In a simple RAG (Retrieval-Augmented Generation) application using LlamaIndex, the role of GPT (or any large language model) is to act as the generator. It takes the retrieved context from a knowledge base or document and generates a natural language answer to the user’s question.
Here’s a breakdown of how the pipeline works and where GPT fits in:
—
Simple RAG Pipeline (with LlamaIndex):
1. User Input (Query)
Example: “What are the benefits of ISO 9001 certification?”
2. Retriever (LlamaIndex)
LlamaIndex searches using embeddings or keywords to find relevant chunks of data, which could come from PDFs, Notion pages, SQL databases, and more.

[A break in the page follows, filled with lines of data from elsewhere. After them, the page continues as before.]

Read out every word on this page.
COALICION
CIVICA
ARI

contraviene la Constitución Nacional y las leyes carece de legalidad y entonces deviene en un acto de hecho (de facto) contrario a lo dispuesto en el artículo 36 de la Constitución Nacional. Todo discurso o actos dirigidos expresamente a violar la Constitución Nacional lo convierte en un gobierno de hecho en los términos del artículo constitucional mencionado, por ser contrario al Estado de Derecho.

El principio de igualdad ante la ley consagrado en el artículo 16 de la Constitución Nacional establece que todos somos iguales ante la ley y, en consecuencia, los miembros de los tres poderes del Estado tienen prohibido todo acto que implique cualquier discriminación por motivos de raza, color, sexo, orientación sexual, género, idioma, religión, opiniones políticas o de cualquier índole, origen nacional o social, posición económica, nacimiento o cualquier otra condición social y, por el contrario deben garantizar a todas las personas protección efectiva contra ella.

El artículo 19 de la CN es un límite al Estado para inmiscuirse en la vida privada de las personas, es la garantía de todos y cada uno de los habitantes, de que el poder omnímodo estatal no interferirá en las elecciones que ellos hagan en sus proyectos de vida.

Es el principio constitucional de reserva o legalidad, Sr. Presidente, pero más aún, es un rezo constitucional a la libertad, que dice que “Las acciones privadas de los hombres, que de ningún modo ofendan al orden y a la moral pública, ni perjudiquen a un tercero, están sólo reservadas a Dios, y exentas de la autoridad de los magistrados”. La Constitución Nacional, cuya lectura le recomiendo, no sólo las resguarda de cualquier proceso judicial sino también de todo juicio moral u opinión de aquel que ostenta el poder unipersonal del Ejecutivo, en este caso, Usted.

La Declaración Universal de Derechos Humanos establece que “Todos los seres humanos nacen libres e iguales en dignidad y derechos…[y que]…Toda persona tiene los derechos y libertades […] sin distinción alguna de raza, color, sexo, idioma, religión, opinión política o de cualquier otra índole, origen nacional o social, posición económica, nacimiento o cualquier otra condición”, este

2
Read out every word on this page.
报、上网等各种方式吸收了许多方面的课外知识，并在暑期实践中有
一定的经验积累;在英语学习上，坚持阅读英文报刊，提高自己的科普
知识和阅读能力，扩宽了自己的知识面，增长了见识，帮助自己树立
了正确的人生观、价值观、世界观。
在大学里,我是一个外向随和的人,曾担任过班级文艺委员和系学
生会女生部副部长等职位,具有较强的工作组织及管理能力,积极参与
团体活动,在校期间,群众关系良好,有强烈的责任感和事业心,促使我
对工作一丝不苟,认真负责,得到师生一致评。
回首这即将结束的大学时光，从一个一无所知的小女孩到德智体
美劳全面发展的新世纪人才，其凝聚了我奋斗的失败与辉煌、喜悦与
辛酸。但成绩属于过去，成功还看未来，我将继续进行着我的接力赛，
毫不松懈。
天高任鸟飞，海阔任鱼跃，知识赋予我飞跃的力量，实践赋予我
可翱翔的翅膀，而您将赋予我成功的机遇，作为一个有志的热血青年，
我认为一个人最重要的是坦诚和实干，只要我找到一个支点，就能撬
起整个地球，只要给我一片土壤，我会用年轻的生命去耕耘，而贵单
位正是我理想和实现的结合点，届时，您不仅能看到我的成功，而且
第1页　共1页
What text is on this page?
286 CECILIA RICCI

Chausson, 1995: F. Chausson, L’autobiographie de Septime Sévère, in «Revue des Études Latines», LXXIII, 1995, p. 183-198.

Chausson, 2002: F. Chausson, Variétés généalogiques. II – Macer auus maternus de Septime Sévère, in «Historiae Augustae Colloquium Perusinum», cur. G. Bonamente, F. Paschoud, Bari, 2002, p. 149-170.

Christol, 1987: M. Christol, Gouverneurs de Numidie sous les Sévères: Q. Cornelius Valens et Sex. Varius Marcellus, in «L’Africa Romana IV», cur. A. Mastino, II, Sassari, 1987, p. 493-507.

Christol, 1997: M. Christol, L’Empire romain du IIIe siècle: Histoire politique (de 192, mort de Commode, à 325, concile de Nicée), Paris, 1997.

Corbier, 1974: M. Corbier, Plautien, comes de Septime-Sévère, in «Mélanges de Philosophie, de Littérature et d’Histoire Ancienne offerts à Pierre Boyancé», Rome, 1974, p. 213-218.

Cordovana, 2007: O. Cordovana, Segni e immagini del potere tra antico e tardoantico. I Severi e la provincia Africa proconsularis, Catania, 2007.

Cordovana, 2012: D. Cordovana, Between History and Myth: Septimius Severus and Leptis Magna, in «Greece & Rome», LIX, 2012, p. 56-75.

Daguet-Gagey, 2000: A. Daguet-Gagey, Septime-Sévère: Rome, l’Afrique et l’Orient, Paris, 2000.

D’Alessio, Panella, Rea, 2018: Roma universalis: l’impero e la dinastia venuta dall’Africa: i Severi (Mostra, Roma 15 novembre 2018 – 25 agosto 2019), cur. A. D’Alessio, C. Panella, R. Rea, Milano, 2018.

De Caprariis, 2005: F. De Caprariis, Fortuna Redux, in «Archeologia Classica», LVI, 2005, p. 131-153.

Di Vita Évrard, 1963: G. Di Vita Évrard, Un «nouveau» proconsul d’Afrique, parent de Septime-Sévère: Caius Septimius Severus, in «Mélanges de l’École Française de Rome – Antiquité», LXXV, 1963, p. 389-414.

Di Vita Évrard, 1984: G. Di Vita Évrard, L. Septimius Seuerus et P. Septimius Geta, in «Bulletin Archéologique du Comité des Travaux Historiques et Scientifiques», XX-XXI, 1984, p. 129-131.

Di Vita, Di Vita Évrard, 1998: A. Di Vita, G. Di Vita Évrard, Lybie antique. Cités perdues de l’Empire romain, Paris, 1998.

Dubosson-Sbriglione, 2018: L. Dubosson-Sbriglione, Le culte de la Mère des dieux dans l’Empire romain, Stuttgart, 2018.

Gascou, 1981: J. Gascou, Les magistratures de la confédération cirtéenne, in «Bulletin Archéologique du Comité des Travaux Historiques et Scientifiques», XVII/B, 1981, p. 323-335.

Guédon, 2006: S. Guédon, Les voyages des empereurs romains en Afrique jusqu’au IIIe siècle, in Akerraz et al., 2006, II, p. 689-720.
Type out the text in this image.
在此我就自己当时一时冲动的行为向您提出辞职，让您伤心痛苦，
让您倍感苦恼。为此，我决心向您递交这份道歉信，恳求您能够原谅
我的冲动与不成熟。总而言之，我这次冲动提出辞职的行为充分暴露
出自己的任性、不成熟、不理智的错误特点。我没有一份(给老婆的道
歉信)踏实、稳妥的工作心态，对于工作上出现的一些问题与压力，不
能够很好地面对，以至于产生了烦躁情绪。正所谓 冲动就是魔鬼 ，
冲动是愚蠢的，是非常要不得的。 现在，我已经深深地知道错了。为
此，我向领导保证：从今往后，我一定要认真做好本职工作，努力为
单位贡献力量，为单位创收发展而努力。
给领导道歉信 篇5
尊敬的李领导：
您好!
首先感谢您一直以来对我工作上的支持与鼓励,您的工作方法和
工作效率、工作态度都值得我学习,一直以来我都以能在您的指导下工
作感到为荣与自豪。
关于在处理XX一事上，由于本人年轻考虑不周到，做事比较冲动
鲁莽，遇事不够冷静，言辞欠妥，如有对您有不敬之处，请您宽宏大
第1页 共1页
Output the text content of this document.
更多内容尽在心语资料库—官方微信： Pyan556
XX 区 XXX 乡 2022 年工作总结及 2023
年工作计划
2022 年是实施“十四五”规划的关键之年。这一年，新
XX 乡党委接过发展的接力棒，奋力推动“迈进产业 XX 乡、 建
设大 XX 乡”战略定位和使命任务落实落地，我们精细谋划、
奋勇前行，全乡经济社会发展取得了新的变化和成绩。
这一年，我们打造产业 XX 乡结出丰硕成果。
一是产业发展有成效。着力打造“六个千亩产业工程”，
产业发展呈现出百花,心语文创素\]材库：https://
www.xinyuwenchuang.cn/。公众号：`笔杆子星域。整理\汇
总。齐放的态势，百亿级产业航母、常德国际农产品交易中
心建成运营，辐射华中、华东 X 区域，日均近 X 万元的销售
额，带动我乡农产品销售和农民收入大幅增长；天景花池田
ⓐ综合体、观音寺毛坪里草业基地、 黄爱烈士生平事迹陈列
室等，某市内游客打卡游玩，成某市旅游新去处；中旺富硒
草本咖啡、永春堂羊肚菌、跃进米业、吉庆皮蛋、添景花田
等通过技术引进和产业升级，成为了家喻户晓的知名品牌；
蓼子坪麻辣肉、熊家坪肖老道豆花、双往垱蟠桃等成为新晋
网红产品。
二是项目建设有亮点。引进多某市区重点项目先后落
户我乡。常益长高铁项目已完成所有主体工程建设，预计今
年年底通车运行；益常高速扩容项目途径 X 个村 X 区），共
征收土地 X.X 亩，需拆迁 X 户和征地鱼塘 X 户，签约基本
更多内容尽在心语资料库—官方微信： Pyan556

This step focuses the scope of the data so only what’s relevant to the question is retrieved.
3. GPT as Generator
GPT receives:
* The original question
* The retrieved context
It then generates a response using only the provided context. If prompted correctly, this helps prevent hallucination and keeps the answer grounded in the actual source material.
Example prompt to GPT:
Context: [retrieved document text]
Question: What are the benefits of ISO 9001 certification?
Answer:
—
Role of GPT in Summary:
* GPT is not the retriever — that task is handled by LlamaIndex or a vector database.
* GPT’s role is to compose the final answer, using the retrieved context.
* This is the “generation” part in Retrieval-Augmented Generation.